Please note that the following document, although believed to be correct at the time of issue, may not represent the current position of the CRA.
Prenez note que ce document, bien qu'exact au moment émis, peut ne pas représenter la position actuelle de l'ARC.
Principal Issues: 1. Do the premiums paid by an individual in respect of a life insurance policy that is owned by a registered charity, where the individual is the life insured under the policy, and the charity is the sole beneficiary qualify as a gift for tax purposes?
2. Under otherwise similar circumstances, would the premium payments qualify as a gift for tax purposes if the terms of the policy provide that the death benefits are split between the charity and the individual?
Position: 1. General comments provided. 2. Factual determination. Discussed proposed split-receipting legislation.
Reasons: 1. See comments in IT-244R3. 2. Such a determination is to be made on a case by case basis upon review of the terms and conditions of the particular arrangement.
CLHIA Roundtable - May 2011
Question 7 - Charitable Donation of Life Insurance Policy
Consider the hypothetical situation where a registered charity is the policyholder of a universal life insurance policy. The basic death benefit is $100,000. On death of the life insured, the death benefit payable is the basic death benefit of $100,000 plus all premiums paid for the policy. The taxpayer who donated the life insurance policy to the charity is the life insured and pays all the premiums.
Situation A
The registered charity is the beneficiary for the entire death benefit payable on death (i.e., the basic death benefit plus the "excess" death benefit equal to all premiums paid for the policy).

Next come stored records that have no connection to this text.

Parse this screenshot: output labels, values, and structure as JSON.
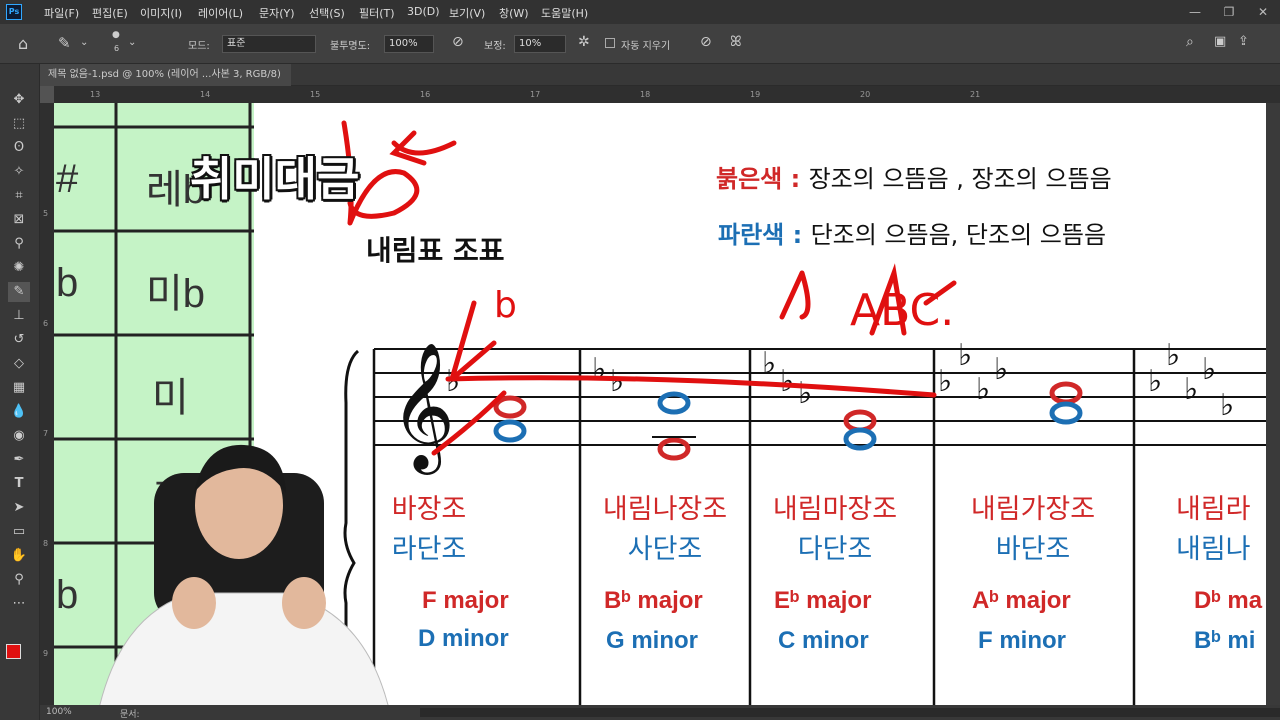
{
  "app": {
    "logo": "Ps"
  },
  "menu": [
    "파일(F)",
    "편집(E)",
    "이미지(I)",
    "레이어(L)",
    "문자(Y)",
    "선택(S)",
    "필터(T)",
    "3D(D)",
    "보기(V)",
    "창(W)",
    "도움말(H)"
  ],
  "window_controls": [
    "—",
    "❐",
    "✕"
  ],
  "options": {
    "brush_size": "6",
    "mode_label": "모드:",
    "mode_value": "표준",
    "opacity_label": "불투명도:",
    "opacity_value": "100%",
    "smoothing_label": "보정:",
    "smoothing_value": "10%",
    "auto_erase_label": "자동 지우기"
  },
  "document": {
    "tab_label": "제목 없음-1.psd @ 100% (레이어 ...사본 3, RGB/8)",
    "zoom": "100%",
    "status_text": "문서:"
  },
  "rulers": {
    "h_ticks": [
      "13",
      "14",
      "15",
      "16",
      "17",
      "18",
      "19",
      "20",
      "21"
    ],
    "v_ticks": [
      "5",
      "6",
      "7",
      "8",
      "9"
    ]
  },
  "watermark": "취미대금",
  "green_table": {
    "col_labels": [
      "#",
      "b",
      "",
      "",
      "",
      "b"
    ],
    "values": [
      "레b",
      "미b",
      "미",
      "파",
      "",
      ""
    ]
  },
  "slide": {
    "title": "내림표 조표",
    "legend": [
      {
        "label": "붉은색 :",
        "text": "장조의 으뜸음 , 장조의 으뜸음",
        "color": "#d02828"
      },
      {
        "label": "파란색 :",
        "text": "단조의 으뜸음, 단조의 으뜸음",
        "color": "#1c6fb4"
      }
    ],
    "keys": [
      {
        "major_kr": "바장조",
        "minor_kr": "라단조",
        "major_en": "F major",
        "minor_en": "D minor",
        "flats": 1
      },
      {
        "major_kr": "내림나장조",
        "minor_kr": "사단조",
        "major_en": "Bᵇ major",
        "minor_en": "G minor",
        "flats": 2
      },
      {
        "major_kr": "내림마장조",
        "minor_kr": "다단조",
        "major_en": "Eᵇ major",
        "minor_en": "C minor",
        "flats": 3
      },
      {
        "major_kr": "내림가장조",
        "minor_kr": "바단조",
        "major_en": "Aᵇ major",
        "minor_en": "F minor",
        "flats": 4
      },
      {
        "major_kr": "내림라",
        "minor_kr": "내림나",
        "major_en": "Dᵇ ma",
        "minor_en": "Bᵇ mi",
        "flats": 5
      }
    ],
    "annotations": [
      "b",
      "ABC."
    ]
  },
  "colors": {
    "foreground": "#e01010",
    "background": "#ffffff",
    "accent": "#31a8ff"
  }
}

Question: Does the CRA agree that the charity should issue tax receipts to the taxpayer for all premiums paid when the charity is the policyholder? If not, why not, and for what amount should the charity issue a tax receipt?
CRA Response:
As set out in Interpretation Bulletin IT-244R3, Gifts by Individuals of Life Insurance Policies as Charitable Donation, a gift by an individual of a life insurance policy to a qualified donee, such as a registered charity, is considered to be a gift within the context of section 118.1 of the Income Tax Act, provided that the policy has been absolutely assigned to the donee and the donee has become the registered beneficiary of the policy. In such circumstances, an amount donated by the individual to the qualified donee to enable the donee to pay the premiums in respect of that policy is considered to be a gift for the purposes of the Act. Where the individual pays the premiums under the policy directly to the insurance company at the request of, or with the concurrence of, the donee who owns the policy, the amount paid is also considered to be a gift for the purposes of the Act.

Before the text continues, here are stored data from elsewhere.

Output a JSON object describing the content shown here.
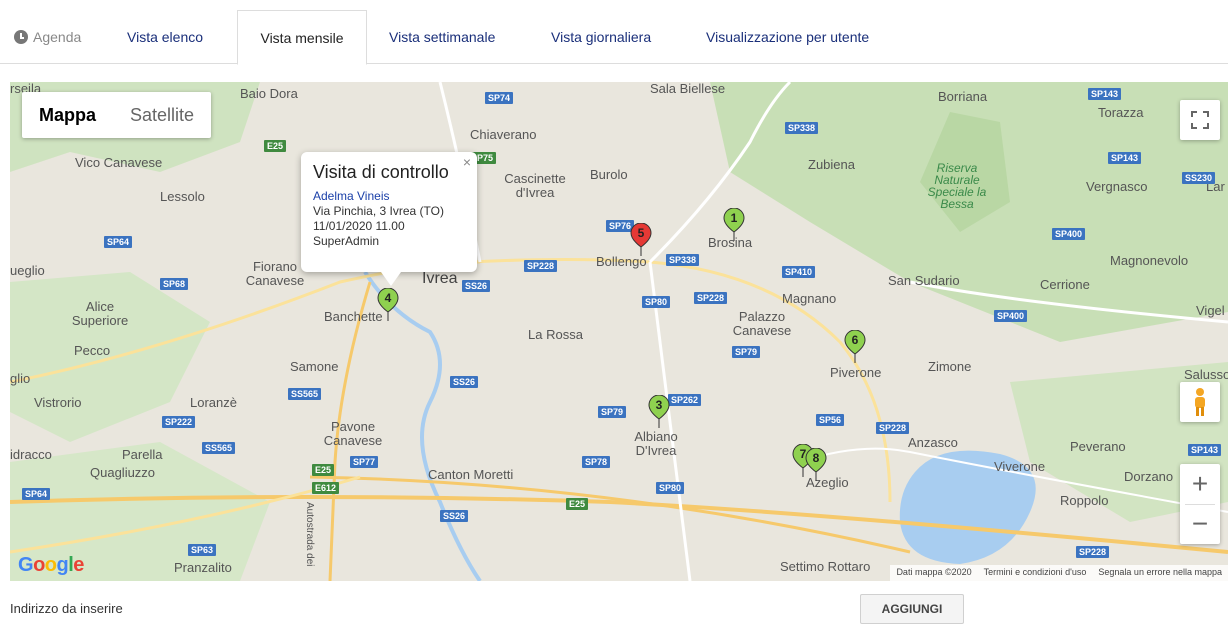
{
  "tabs": {
    "agenda": "Agenda",
    "items": [
      "Vista elenco",
      "Vista mensile",
      "Vista settimanale",
      "Vista giornaliera",
      "Visualizzazione per utente"
    ],
    "active": "Vista mensile"
  },
  "map": {
    "type_map": "Mappa",
    "type_satellite": "Satellite",
    "zoom_in": "+",
    "zoom_out": "−",
    "google": "Google",
    "attribution": [
      "Dati mappa ©2020",
      "Termini e condizioni d'uso",
      "Segnala un errore nella mappa"
    ],
    "places": [
      "Baio Dora",
      "Chiaverano",
      "Vico Canavese",
      "Lessolo",
      "Fiorano Canavese",
      "Ivrea",
      "Banchette",
      "Cascinette d'Ivrea",
      "Burolo",
      "Bollengo",
      "Brosina",
      "Zubiena",
      "Borriana",
      "Torazza",
      "Vergnasco",
      "Magnonevolo",
      "Cerrione",
      "San Sudario",
      "Magnano",
      "Palazzo Canavese",
      "Piverone",
      "Zimone",
      "La Rossa",
      "Alice Superiore",
      "Pecco",
      "Samone",
      "Vistrorio",
      "Loranzè",
      "Pavone Canavese",
      "Parella",
      "Quagliuzzo",
      "Canton Moretti",
      "Albiano D'Ivrea",
      "Azeglio",
      "Anzasco",
      "Viverone",
      "Peverano",
      "Dorzano",
      "Roppolo",
      "Pranzalito",
      "Settimo Rottaro",
      "Sala Biellese",
      "Riserva Naturale Speciale la Bessa",
      "Vigel",
      "Salusso",
      "ueglio",
      "glio",
      "idracco",
      "rseila",
      "Lar",
      "Autostrada dei"
    ],
    "roads": [
      "SP74",
      "SP338",
      "SP143",
      "SS230",
      "E25",
      "SS26",
      "SP76",
      "SP338",
      "SP228",
      "SP80",
      "SP228",
      "SP410",
      "SP400",
      "SP400",
      "SP143",
      "SP64",
      "SP68",
      "SP79",
      "SS26",
      "SP262",
      "SS565",
      "SP79",
      "SP222",
      "SS565",
      "SP77",
      "SP56",
      "SP228",
      "SP143",
      "SP78",
      "E25",
      "E612",
      "SP80",
      "E25",
      "SS26",
      "SP64",
      "SP63",
      "SP228",
      "SP75"
    ]
  },
  "popup": {
    "close": "×",
    "title": "Visita di controllo",
    "name": "Adelma Vineis",
    "address": "Via Pinchia, 3 Ivrea (TO)",
    "datetime": "11/01/2020 11.00",
    "user": "SuperAdmin"
  },
  "markers": [
    {
      "label": "1",
      "color": "#8fd14f"
    },
    {
      "label": "5",
      "color": "#e53935"
    },
    {
      "label": "4",
      "color": "#8fd14f"
    },
    {
      "label": "6",
      "color": "#8fd14f"
    },
    {
      "label": "3",
      "color": "#8fd14f"
    },
    {
      "label": "7",
      "color": "#8fd14f"
    },
    {
      "label": "8",
      "color": "#8fd14f"
    }
  ],
  "form": {
    "address_label": "Indirizzo da inserire",
    "add_button": "AGGIUNGI"
  }
}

In Situation A, to the extent that the conditions set out in IT-244R3 are met, the amount donated by the taxpayer to the registered charity in respect of the premiums on the policy or the premium payments made directly to the insurance company on behalf of the charity will be considered as a gift to the charity for tax purposes. The charity may issue an official donation receipt to the taxpayer for the eligible amount of the gift in accordance with the proposed split-receipting legislation (i.e., subsections 248(31) and (32)). Provided that there is no advantage in respect of the gift, the eligible amount would be the amount donated to the charity or the premium payments made to the insurance company on behalf of the charity.
Situation B
The registered charity is the beneficiary for the basic death benefit of $100,000 and the taxpayer's estate is the beneficiary for the "excess" death benefit equal to the amount of all premiums paid for the policy.
Question: Does the CRA agree that the charity should issue tax receipts to the taxpayer for all premiums paid when the charity is the policyholder? If not, why not, and for what amount should the charity issue a tax receipt?
CRA Response:
Situation B involves a split beneficiary designation arrangement that is beyond the scope of the CRA's position in IT-244R3. Whether, under such an arrangement, the transfer of a life insurance policy to a qualified donee or the payment of premiums in respect of a life insurance policy held by a qualified donee would result in a gift for tax purposes is a factual determination. A review of the terms and conditions of the life insurance policy and any other relevant documentation would be required in making such a determination.
Given that the charity is not the sole beneficiary under the life insurance policy, there is a potential benefit to the individual as the other beneficiary under the policy. The CRA has previously noted the possibility that a portion of the life insurance premiums paid by an individual under a split dollar or shared ownership arrangement may be considered a gift under the proposed split-receipting legislation. If, having regard to the facts of a particular situation, it is reasonable to consider the transfer of the life insurance policy or the payment of life insurance premiums as a gift under the proposed split-receipting legislation, it will be necessary to determine the eligible amount of the gift and the amount of the advantage in respect of the gift for receipting purposes.
Where an advantage is provided in respect of a gift, the donee must be able to support the basis for the determination of the amount of the advantage provided. As stated in Income Tax Technical News No. 26, the CRA's position is that if the value of an advantage cannot be reasonably ascertained, no charitable tax deduction or credit will be allowed. In accordance with proposed amendments to section 3501 of the Income Tax Regulations, it is the responsibility of a qualified donee to identify the advantage, and the amount thereof, on a receipt provided to a donor in respect of a gift.